5.                      Les considérants qui précèdent conduisent au rejet du recours, mal fondé. Cela entraîne la confirmation de la décision attaquée. Un émolument judiciaire est mis à la charge du recourant, qui succombe (art. 49 LPA-VD). Celui-ci supportera également une indemnité de dépens en faveur de la commune de Morrens, qui a procédé avec l'aide d'un avocat (art. 55 LPA-VD).

 

Par ces motifs
 la Cour de droit administratif et public
du Tribunal cantonal
arrête:

I.                       Le recours est rejeté.

II.                      La décision rendue le 8 mai 2024 par la Municipalité de Morrens est confirmée.

III.                    Un émolument judiciaire de 1'500 (mille cinq cents) francs est mis à la charge du recourant A.________.

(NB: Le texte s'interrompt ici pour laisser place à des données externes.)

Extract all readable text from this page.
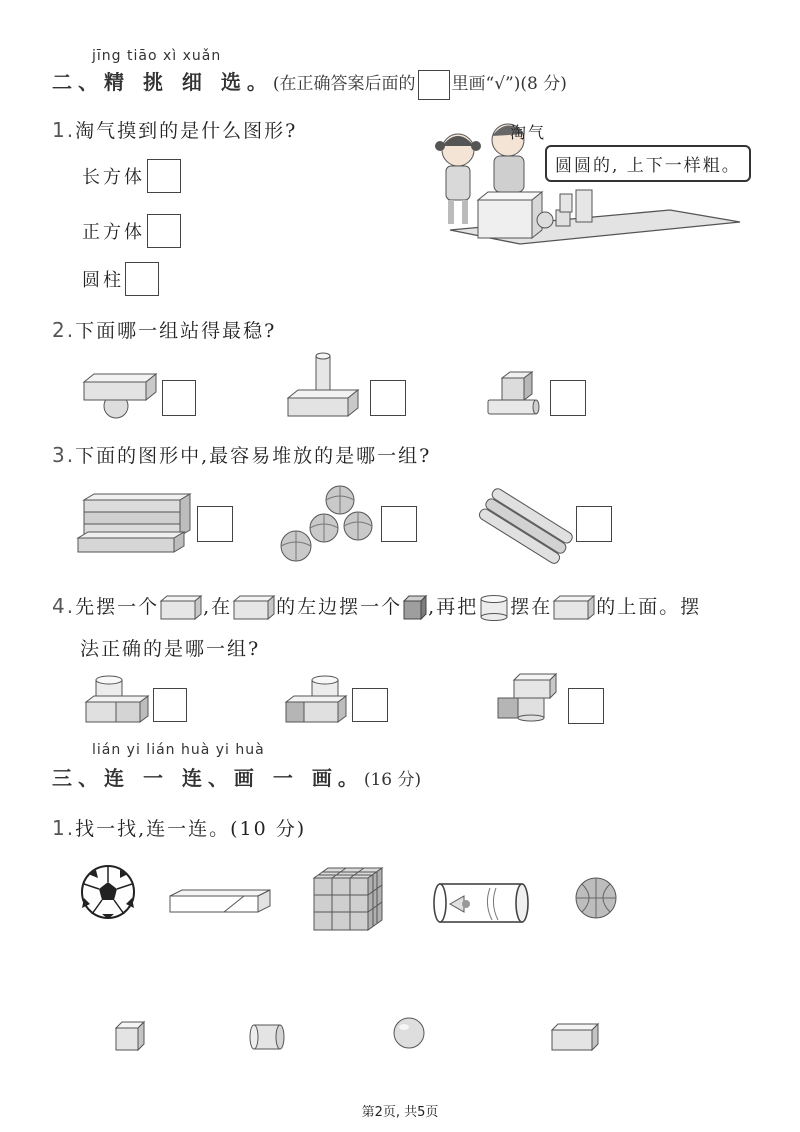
jīng tiāo xì xuǎn
二、精 挑 细 选。(在正确答案后面的 里画“√”)(8 分)
1.淘气摸到的是什么图形?
长方体
正方体
圆柱
淘气
圆圆的, 上下一样粗。
2.下面哪一组站得最稳?
3.下面的图形中,最容易堆放的是哪一组?
4.先摆一个 ,在 的左边摆一个 ,再把 摆在 的上面。摆
法正确的是哪一组?
lián yi lián huà yi huà
三、连 一 连、画 一 画。(16 分)
1.找一找,连一连。(10 分)
第2页, 共5页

IV.                    Une indemnité de 1'000 (mille) francs, à verser à la Commune de Morrens à titre de dépens, est mise à la charge du recourant A.________.

Lausanne, le 18 mars 2025

 

La présidente:                                                                                          Le greffier:          


                                                                                                                 

Le présent arrêt est communiqué aux participants à la procédure.

Il peut faire l'objet, dans les trente jours suivant sa notification, d'un recours au Tribunal fédéral (Tribunal fédéral suisse, 1000 Lausanne 14). Le recours en matière de droit public s'exerce aux conditions des articles 82 ss de la loi du 17 juin 2005 sur le Tribunal fédéral (LTF - RS 173.110), le recours constitutionnel subsidiaire à celles des articles 113 ss LTF. Le mémoire de recours doit être rédigé dans une langue officielle, indiquer les conclusions, les motifs et les moyens de preuve, et être signé. Les motifs doivent exposer succinctement en quoi l’acte attaqué viole le droit. Les pièces invoquées comme moyens de preuve doivent être jointes au mémoire, pour autant qu’elles soient en mains de la partie; il en va de même de la décision attaquée.